Amidst the flurry of commit messages and the like on the simile development discussion list I happened to see the Simile Project includes a RDFizer project which has a component called oai2rdf.

oai2rdf is a command line program that happens to use Jeff Young’s OAIHarvester2 and some XSLT magic to harvest an entire oai-pmh archive and covert it to rdf.

  % oai2rdf.sh http://cogprints.ecs.soton.ac.uk/perl/oai2 cogprints

This will harvest the entire cogprints eprint archive and convert it on the fly to rdf which is saved in a directory called cogprints. Just in case you are wondering–yes it handles resumption tokens. In fact you can also give it date ranges to harvest, and tell it to only harvest particular metadata formats. By default it actually grabs all possible metadata formats.

As part of my day job I’ve been looking at some rdf technologies like jena and while there are lots of chunks of rdf around on the web to play with oai2rdf suddenly opens up the possibilities quite a bit.

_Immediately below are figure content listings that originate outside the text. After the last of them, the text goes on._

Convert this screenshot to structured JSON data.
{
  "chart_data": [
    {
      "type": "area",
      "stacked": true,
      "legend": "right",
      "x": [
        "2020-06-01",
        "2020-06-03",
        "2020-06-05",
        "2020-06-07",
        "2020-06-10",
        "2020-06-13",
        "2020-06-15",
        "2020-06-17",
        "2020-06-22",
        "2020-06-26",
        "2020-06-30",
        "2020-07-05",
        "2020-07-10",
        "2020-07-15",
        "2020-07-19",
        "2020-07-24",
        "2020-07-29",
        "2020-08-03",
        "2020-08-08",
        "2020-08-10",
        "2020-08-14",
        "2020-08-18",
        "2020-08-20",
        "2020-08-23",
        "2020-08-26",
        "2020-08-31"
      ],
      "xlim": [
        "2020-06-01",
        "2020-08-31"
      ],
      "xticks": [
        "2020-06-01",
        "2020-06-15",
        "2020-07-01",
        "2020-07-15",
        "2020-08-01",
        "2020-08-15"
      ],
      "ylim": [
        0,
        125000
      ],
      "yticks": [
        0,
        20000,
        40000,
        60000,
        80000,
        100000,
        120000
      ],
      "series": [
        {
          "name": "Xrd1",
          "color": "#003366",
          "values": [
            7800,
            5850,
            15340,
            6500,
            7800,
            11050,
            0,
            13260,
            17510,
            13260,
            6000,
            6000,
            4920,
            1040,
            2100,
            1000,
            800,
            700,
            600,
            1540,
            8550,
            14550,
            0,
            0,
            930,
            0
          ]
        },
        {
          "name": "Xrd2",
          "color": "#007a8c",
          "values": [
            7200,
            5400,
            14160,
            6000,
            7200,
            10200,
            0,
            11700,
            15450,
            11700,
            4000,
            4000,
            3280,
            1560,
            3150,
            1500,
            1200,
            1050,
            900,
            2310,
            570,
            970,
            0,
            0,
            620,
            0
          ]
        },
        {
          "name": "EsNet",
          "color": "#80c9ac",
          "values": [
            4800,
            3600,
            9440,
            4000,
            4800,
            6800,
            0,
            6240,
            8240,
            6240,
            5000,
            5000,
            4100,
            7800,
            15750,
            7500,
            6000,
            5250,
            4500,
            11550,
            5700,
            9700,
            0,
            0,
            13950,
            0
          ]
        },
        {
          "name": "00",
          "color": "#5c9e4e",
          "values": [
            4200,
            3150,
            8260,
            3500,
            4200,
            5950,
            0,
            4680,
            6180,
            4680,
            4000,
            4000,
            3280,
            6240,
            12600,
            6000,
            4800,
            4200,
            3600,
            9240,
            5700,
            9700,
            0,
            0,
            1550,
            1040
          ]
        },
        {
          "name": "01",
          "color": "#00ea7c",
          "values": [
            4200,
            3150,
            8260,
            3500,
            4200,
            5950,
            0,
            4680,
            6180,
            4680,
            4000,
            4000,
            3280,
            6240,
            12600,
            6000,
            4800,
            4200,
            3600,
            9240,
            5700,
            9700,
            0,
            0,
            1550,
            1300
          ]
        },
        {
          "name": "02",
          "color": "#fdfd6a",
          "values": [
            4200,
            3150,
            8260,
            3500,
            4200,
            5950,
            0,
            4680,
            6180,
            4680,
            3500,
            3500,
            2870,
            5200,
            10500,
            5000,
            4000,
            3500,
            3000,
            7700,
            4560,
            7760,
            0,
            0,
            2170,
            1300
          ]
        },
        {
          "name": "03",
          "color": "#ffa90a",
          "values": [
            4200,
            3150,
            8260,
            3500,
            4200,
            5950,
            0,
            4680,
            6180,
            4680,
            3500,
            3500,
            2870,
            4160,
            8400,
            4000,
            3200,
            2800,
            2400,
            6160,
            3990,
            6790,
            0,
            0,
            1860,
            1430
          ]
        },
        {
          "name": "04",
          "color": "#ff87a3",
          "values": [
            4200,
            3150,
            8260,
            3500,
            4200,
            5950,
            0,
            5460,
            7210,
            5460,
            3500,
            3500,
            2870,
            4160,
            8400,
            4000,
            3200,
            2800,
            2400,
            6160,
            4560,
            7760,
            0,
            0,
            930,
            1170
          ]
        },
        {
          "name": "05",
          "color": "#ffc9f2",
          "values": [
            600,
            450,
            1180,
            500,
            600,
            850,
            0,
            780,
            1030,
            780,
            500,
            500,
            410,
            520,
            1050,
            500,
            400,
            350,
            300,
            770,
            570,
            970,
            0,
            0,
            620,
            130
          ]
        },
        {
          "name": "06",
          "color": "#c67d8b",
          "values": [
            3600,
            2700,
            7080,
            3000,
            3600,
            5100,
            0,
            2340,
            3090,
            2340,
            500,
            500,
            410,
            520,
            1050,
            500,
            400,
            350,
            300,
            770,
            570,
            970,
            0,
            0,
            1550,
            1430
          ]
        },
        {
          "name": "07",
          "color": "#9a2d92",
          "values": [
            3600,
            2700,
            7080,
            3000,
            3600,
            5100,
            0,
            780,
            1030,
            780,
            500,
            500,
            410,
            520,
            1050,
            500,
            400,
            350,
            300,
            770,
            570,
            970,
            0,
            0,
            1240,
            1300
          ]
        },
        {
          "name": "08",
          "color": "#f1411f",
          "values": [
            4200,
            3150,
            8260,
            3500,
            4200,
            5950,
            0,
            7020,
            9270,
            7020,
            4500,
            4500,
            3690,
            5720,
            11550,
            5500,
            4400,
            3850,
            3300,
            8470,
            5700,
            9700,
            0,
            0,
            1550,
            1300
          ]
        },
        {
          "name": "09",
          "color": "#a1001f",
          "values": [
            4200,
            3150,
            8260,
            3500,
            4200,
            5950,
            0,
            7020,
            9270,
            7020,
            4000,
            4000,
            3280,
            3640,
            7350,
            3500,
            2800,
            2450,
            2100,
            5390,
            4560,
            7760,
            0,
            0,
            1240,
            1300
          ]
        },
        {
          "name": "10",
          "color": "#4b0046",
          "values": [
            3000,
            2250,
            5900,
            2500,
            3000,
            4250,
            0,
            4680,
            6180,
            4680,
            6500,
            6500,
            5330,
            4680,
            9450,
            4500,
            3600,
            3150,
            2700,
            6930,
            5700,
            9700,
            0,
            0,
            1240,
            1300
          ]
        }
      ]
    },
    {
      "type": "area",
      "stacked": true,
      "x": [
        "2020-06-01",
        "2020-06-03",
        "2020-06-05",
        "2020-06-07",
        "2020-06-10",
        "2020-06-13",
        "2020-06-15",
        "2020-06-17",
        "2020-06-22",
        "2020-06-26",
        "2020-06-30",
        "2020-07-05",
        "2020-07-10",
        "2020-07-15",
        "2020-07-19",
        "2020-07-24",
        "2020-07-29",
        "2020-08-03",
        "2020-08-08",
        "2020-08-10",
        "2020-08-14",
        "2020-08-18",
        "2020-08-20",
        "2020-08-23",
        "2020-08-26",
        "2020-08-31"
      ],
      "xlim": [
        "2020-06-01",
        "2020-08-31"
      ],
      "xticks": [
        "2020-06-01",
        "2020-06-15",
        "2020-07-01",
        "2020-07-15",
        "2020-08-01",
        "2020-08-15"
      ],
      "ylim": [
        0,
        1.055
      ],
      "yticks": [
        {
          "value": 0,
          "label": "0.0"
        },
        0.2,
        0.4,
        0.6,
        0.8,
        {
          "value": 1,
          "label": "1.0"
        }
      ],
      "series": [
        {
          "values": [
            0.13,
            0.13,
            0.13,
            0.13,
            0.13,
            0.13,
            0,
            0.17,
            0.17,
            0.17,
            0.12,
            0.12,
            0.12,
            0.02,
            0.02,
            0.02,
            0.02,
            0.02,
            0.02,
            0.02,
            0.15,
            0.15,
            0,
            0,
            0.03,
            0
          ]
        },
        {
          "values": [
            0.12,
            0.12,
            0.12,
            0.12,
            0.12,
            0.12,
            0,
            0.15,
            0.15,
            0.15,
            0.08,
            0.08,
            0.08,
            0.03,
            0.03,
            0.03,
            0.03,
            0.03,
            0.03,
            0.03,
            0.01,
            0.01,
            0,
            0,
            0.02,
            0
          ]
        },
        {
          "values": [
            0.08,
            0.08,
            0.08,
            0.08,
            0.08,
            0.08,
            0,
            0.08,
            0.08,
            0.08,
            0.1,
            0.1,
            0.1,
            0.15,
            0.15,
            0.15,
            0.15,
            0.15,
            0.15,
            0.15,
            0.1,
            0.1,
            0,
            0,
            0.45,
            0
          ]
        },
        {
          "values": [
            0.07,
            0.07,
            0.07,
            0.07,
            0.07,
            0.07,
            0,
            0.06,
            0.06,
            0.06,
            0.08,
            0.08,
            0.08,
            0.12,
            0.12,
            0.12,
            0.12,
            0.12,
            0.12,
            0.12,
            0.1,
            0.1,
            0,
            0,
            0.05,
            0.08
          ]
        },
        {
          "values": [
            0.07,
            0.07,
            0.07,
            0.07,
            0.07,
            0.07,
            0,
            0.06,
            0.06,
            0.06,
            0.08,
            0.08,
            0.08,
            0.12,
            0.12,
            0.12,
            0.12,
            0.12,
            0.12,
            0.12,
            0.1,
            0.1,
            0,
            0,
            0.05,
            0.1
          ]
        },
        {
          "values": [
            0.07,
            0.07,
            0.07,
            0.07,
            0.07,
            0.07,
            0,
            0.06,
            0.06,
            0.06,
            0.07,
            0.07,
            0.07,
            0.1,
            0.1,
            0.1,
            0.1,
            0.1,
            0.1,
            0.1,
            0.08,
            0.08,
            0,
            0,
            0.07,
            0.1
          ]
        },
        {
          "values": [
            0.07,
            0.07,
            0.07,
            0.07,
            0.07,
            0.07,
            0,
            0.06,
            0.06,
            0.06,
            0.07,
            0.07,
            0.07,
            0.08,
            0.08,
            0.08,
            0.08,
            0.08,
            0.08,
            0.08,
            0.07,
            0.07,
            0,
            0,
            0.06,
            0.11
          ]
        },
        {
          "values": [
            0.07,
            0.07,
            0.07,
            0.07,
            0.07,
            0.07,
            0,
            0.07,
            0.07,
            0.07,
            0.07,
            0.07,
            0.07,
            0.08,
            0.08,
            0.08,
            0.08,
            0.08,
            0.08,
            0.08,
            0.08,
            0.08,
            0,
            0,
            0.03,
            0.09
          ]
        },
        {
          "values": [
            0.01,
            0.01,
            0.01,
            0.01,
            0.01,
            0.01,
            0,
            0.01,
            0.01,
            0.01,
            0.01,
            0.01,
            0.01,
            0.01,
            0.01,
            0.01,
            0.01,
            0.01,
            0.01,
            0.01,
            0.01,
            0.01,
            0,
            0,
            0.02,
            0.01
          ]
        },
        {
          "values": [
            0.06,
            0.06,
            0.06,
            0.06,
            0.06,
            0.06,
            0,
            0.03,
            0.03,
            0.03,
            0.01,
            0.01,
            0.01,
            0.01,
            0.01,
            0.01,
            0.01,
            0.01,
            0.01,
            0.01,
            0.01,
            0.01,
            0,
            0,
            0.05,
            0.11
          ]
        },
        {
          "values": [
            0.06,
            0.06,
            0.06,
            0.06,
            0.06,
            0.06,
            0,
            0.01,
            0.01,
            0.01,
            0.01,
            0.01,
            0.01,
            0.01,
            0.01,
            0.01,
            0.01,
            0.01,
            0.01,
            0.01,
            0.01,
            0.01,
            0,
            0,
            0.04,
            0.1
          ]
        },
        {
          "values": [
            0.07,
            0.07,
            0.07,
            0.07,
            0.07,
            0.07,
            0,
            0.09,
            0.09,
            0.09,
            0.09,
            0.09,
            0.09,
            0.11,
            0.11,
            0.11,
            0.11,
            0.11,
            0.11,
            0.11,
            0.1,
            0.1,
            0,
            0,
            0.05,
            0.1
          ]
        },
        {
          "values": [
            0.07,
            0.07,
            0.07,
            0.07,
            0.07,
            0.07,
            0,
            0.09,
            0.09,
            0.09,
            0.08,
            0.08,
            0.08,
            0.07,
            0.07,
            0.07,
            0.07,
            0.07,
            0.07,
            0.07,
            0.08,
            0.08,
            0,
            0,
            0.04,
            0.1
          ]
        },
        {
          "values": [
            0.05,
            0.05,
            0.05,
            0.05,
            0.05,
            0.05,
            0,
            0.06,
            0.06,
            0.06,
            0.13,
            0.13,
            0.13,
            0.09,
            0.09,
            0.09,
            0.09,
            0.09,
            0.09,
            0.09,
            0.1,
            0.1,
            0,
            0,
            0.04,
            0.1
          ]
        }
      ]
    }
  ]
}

Getting oai2rdf up and running is pretty easy. First get the oai2rdf code:

  svn co http://simile.mit.edu/repository/RDFizers/oai2rdf/ oai2rdf

Next make sure you have maven. If you don’t have it maven is very easy to install. Just download, unpack, and make sure the maven/bin directory is in your path. Then you can:

  mvn package

The magic of maven will pull down dependencies and compile the code. Then you should be able to run oai2rdf. Art Rhyno has been talking about the work the Simile folks are doing for quite a while now, and only recently have I started to see what a rich set of tools they are developing.